Elle croisa ses mains derrière la nuque et balança son soulier de toile blanche.

— Mais que voulez-vous faire, si vous ne vous mariez pas ?

— Que sais-je ?… Pour le moment, je cherche, mais je patauge dans le vague. Je ne vois rien, je ne trouve aucun appui. Il me semble que je dors depuis ma jeunesse et que je vais m’éveiller bientôt… Il y a dix ans que je bâille dans le gris.

Dieu sait pourtant qu’elle se sentait riche d’aspirations ! Mais le meilleur de son âme s’épuisait à rêver. Comme toutes les jeunes filles de sa condition, elle attendait le mari, qui tardait à venir et qui seul pouvait la délivrer de l’automatisme d’une existence où ses hauts désirs demeuraient inassouvis.

— Peut-être bien, dit-elle encore, épouserai-je à trente ans un monsieur quelconque, pour ne pas mourir vieille fille. Ce sera par dépit, et je me consolerai en écrivant les romans d’amour que je n’aurai pas vécus !

— On n’écrit que ceux-là ! observa Philippe. Quand on peut vivre un roman, on n’éprouve pas le besoin de l’écrire.

— Justement… C’est pourquoi je préfère le vivre… Aussi, tenez pour certain que le monsieur quelconque sera trompé… Il me semble que j’en aurai le droit.

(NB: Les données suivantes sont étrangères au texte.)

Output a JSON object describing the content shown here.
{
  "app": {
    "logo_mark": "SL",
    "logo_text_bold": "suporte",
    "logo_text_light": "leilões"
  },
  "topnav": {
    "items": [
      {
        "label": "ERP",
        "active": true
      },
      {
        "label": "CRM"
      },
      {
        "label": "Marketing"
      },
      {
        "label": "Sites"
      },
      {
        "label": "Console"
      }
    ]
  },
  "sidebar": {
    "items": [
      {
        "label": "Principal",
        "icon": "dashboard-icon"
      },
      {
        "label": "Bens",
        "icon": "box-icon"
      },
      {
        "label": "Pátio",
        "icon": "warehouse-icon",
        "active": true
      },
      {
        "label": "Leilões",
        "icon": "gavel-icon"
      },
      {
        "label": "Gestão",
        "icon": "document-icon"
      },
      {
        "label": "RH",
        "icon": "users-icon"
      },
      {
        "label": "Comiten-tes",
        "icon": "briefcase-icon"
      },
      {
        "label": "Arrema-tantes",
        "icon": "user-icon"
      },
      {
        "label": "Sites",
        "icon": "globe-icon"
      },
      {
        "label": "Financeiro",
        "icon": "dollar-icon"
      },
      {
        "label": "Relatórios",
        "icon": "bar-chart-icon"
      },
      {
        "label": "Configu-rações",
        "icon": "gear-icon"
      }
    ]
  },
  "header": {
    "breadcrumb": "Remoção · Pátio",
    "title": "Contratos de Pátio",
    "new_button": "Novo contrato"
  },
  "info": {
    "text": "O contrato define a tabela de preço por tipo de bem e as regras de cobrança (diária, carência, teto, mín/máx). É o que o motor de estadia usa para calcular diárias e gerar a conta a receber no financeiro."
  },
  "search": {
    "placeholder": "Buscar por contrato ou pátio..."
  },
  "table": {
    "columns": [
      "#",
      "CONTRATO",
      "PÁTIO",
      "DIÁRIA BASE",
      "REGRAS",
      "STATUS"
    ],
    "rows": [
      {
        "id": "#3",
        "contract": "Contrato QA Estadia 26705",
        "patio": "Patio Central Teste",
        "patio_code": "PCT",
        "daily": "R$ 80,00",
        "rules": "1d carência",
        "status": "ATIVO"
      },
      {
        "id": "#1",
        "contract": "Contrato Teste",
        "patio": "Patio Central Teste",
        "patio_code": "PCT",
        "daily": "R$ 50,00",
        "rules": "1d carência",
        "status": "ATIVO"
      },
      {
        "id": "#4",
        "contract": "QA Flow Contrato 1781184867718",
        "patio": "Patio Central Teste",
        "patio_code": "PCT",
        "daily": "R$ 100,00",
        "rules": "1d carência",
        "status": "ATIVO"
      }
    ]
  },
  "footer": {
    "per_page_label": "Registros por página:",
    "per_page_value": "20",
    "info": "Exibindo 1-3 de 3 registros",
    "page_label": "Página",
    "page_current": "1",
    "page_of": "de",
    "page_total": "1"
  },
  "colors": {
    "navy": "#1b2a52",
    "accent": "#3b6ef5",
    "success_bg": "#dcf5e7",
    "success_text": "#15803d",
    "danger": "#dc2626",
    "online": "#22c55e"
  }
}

Marthe, qui s’occupait dans sa chambre, s’était approchée de la porte, afin d’évaluer la nuance d’un ruban :

— Je crois plutôt, ma fille, que tu lui broderas des pantoufles.

— Par exemple !

— Tu finiras, comme toutes les femmes, par te résigner.

— Voire !… j’ai lu quelque part qu’il ne faut se résigner qu’au bonheur.

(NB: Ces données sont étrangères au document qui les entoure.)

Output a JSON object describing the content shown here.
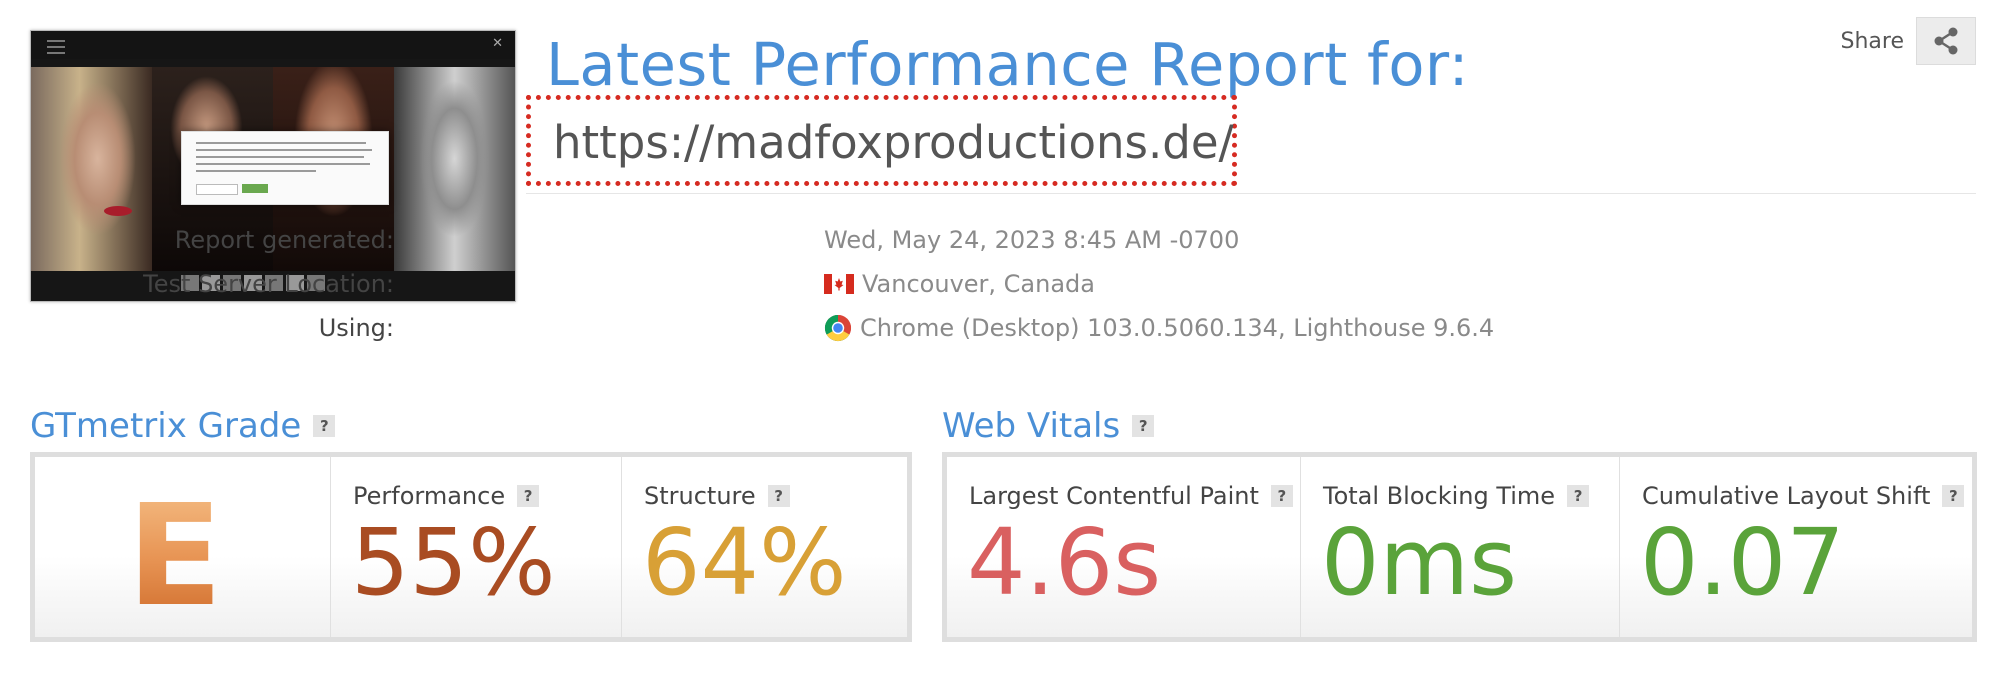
{
  "header": {
    "title": "Latest Performance Report for:",
    "url": "https://madfoxproductions.de/",
    "share_label": "Share"
  },
  "meta": {
    "report_generated": {
      "label": "Report generated:",
      "value": "Wed, May 24, 2023 8:45 AM -0700"
    },
    "server_location": {
      "label": "Test Server Location:",
      "value": "Vancouver, Canada",
      "icon": "canada-flag-icon"
    },
    "using": {
      "label": "Using:",
      "value": "Chrome (Desktop) 103.0.5060.134, Lighthouse 9.6.4",
      "icon": "chrome-icon"
    }
  },
  "gtmetrix_grade": {
    "title": "GTmetrix Grade",
    "help": "?",
    "grade": "E",
    "performance": {
      "label": "Performance",
      "value": "55%",
      "color": "#a94c22"
    },
    "structure": {
      "label": "Structure",
      "value": "64%",
      "color": "#d8a036"
    }
  },
  "web_vitals": {
    "title": "Web Vitals",
    "help": "?",
    "lcp": {
      "label": "Largest Contentful Paint",
      "value": "4.6s",
      "color": "#d96060"
    },
    "tbt": {
      "label": "Total Blocking Time",
      "value": "0ms",
      "color": "#5aa33a"
    },
    "cls": {
      "label": "Cumulative Layout Shift",
      "value": "0.07",
      "color": "#5aa33a"
    }
  },
  "colors": {
    "accent_blue": "#4a8fd6",
    "highlight_red": "#d62b22"
  }
}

Et elle se leva, les mains dans les poches de son golf de soie blanche.

— Vous allez bien ! s’écria Philippe, qui, à son tour, se mit debout. Pendant que vous y êtes, dites, comme Maeterlinck, que notre premier devoir est d’être heureux… Mais j’aperçois Lysette. Venez, nous irons jusqu’au village.

Ils descendirent au jardin, s’accoudèrent à la terrasse, où Lysette fit aborder sa barque. Et les cygnes, offensés, traçant sur l’eau des rayons d’argent, s’éloignèrent avec lenteur, d’un glissement majestueux.